Woman sociologist removes common misconceptions about Saudi Arabia

Mona SalahuddinAl-Munajjed
Mona SalahuddinAl-Munajjed

Mona SalahuddinAl-Munajjed

“There is a huge misconception and misunderstanding in the rest of the world about the status of women in Saudi Arabia, which I realized while pursuing my higher studies in the United States and traveling abroad subsequently,”said Mona Salahuddin Al-Munajjed, a Saudi sociologist and one of the most influential Arab women, who recently published her new book “Saudi Women: A Celebration of Success.”

Al-Munajjed, who holds a Ph.D. in sociology from George Washington University, Washington, D.C. and a postgraduate degree in sociology from New York University, is an author of many books on social issues in the Gulf countries and spent 15 years working with various agencies of the United Nations as an adviser on programs and projects related to gender equality, women, youth and social development.

Speaking to Arab News here on Tuesday about her latest thought-provoking book “Saudi Women: A Celebration of Success,” the Riyadh-based award-winning sociologist said: “The book challenges the misconceptions and misunderstandings in other parts of the world about the status of Saudi women, citing their achievements, relevant statistics and responsibilities in these fluctuating times, while making extraordinary efforts with a bigger role in national development.

“All the women interviewed for this book have made a difference in society with their education, professionalism, socioeconomic impact and contributions to the Kingdom, becoming a role model and an inspiration for the younger generations.”

She said the book presents them as they have rarely been seen before and the narrative is based on a series of personal interviews with women of exceptional service, whose achievements during the past decade are a cause for celebration.

“I have attempted to present a glimpse into the lives of these influential women, who have experienced and often sought out challenges to make a difference,” she noted.

She maintained that women not only constitute half of Saudi society, but they are also the driving force behind the country’s future development as a 21st century society as the Kingdom is moving forward in encouraging sustainable development and the empowerment of women.

She applauded the positive changes under the patronage of the late King Abdullah as he gave women greater opportunities in society and polity by opening new opportunities in the Shoura Council, a tool they needed to take part in the decision-making process, thus making way for equal rights and opportunities for men and women at the higher executive level.

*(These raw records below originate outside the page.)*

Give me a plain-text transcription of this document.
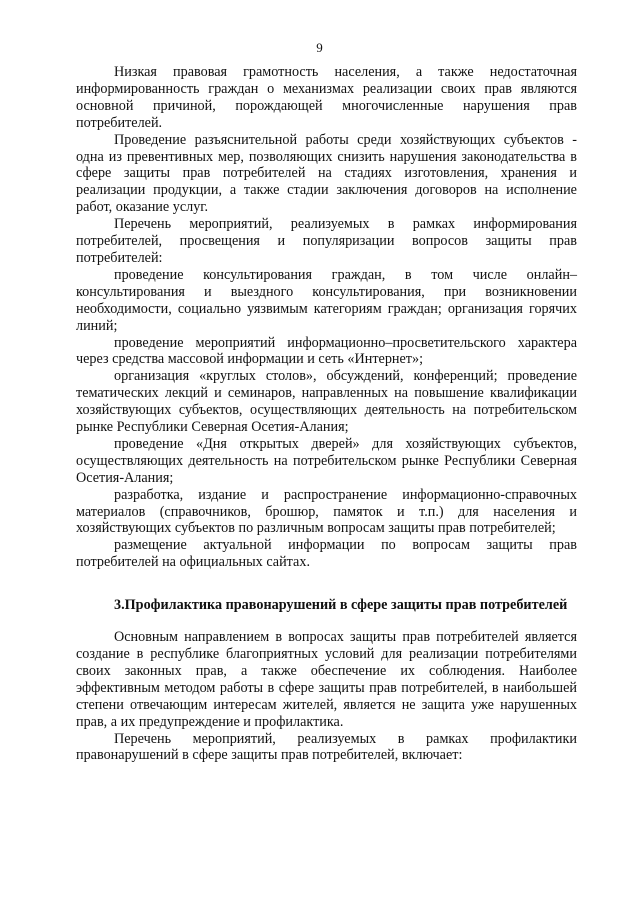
9

Низкая правовая грамотность населения, а также недостаточная информированность граждан о механизмах реализации своих прав являются основной причиной, порождающей многочисленные нарушения прав потребителей.

Проведение разъяснительной работы среди хозяйствующих субъектов - одна из превентивных мер, позволяющих снизить нарушения законодательства в сфере защиты прав потребителей на стадиях изготовления, хранения и реализации продукции, а также стадии заключения договоров на исполнение работ, оказание услуг.

Перечень мероприятий, реализуемых в рамках информирования потребителей, просвещения и популяризации вопросов защиты прав потребителей:

проведение консультирования граждан, в том числе онлайн–консультирования и выездного консультирования, при возникновении необходимости, социально уязвимым категориям граждан; организация горячих линий;

проведение мероприятий информационно–просветительского характера через средства массовой информации и сеть «Интернет»;

организация «круглых столов», обсуждений, конференций; проведение тематических лекций и семинаров, направленных на повышение квалификации хозяйствующих субъектов, осуществляющих деятельность на потребительском рынке Республики Северная Осетия-Алания;

проведение «Дня открытых дверей» для хозяйствующих субъектов, осуществляющих деятельность на потребительском рынке Республики Северная Осетия-Алания;

разработка, издание и распространение информационно-справочных материалов (справочников, брошюр, памяток и т.п.) для населения и хозяйствующих субъектов по различным вопросам защиты прав потребителей;

размещение актуальной информации по вопросам защиты прав потребителей на официальных сайтах.

3.Профилактика правонарушений в сфере защиты прав потребителей

Основным направлением в вопросах защиты прав потребителей является создание в республике благоприятных условий для реализации потребителями своих законных прав, а также обеспечение их соблюдения. Наиболее эффективным методом работы в сфере защиты прав потребителей, в наибольшей степени отвечающим интересам жителей, является не защита уже нарушенных прав, а их предупреждение и профилактика.

Перечень мероприятий, реализуемых в рамках профилактики правонарушений в сфере защиты прав потребителей, включает:
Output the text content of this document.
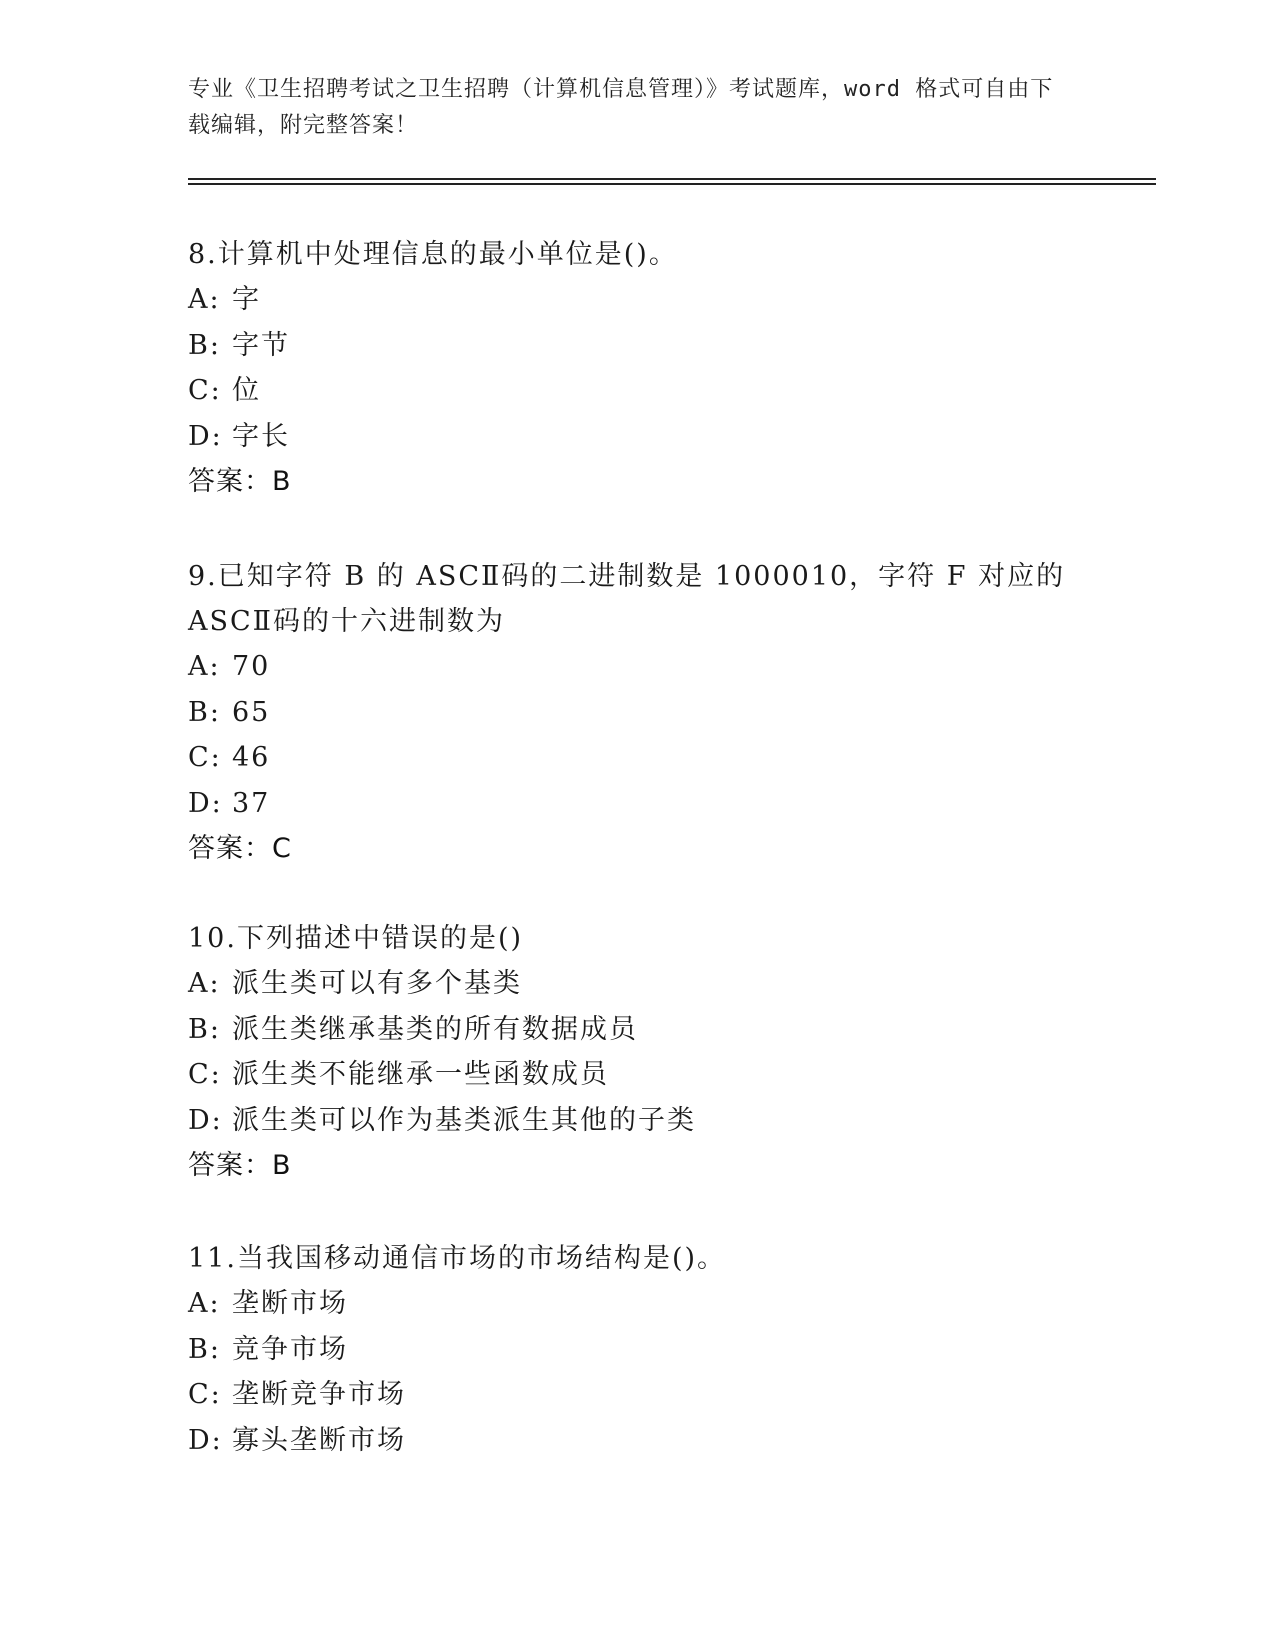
专业《卫生招聘考试之卫生招聘（计算机信息管理）》考试题库，word 格式可自由下载编辑，附完整答案！
8.计算机中处理信息的最小单位是()。
A: 字
B: 字节
C: 位
D: 字长
答案：B
9.已知字符 B 的 ASCⅡ码的二进制数是 1000010，字符 F 对应的 ASCⅡ码的十六进制数为
A: 70
B: 65
C: 46
D: 37
答案：C
10.下列描述中错误的是()
A: 派生类可以有多个基类
B: 派生类继承基类的所有数据成员
C: 派生类不能继承一些函数成员
D: 派生类可以作为基类派生其他的子类
答案：B
11.当我国移动通信市场的市场结构是()。
A: 垄断市场
B: 竞争市场
C: 垄断竞争市场
D: 寡头垄断市场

She added that Custodian of the Two Holy Mosques King Salman, being an intellectual and avid reader, strongly believes that Saudi women have a vital role to play.

Nowadays Saudi women are taking on increasingly prominent public roles as educators, businesswomen, bankers, doctors, scientists, philanthropists, writers, artists and decision makers in the government, she said, adding that through their achievements, they are moving beyond the traditional confines and exerting a positive influence on society. Their voices are being heard and they reflect the motivation, determination and ambition of all those women who are striving to become active members in society and in building their beloved country.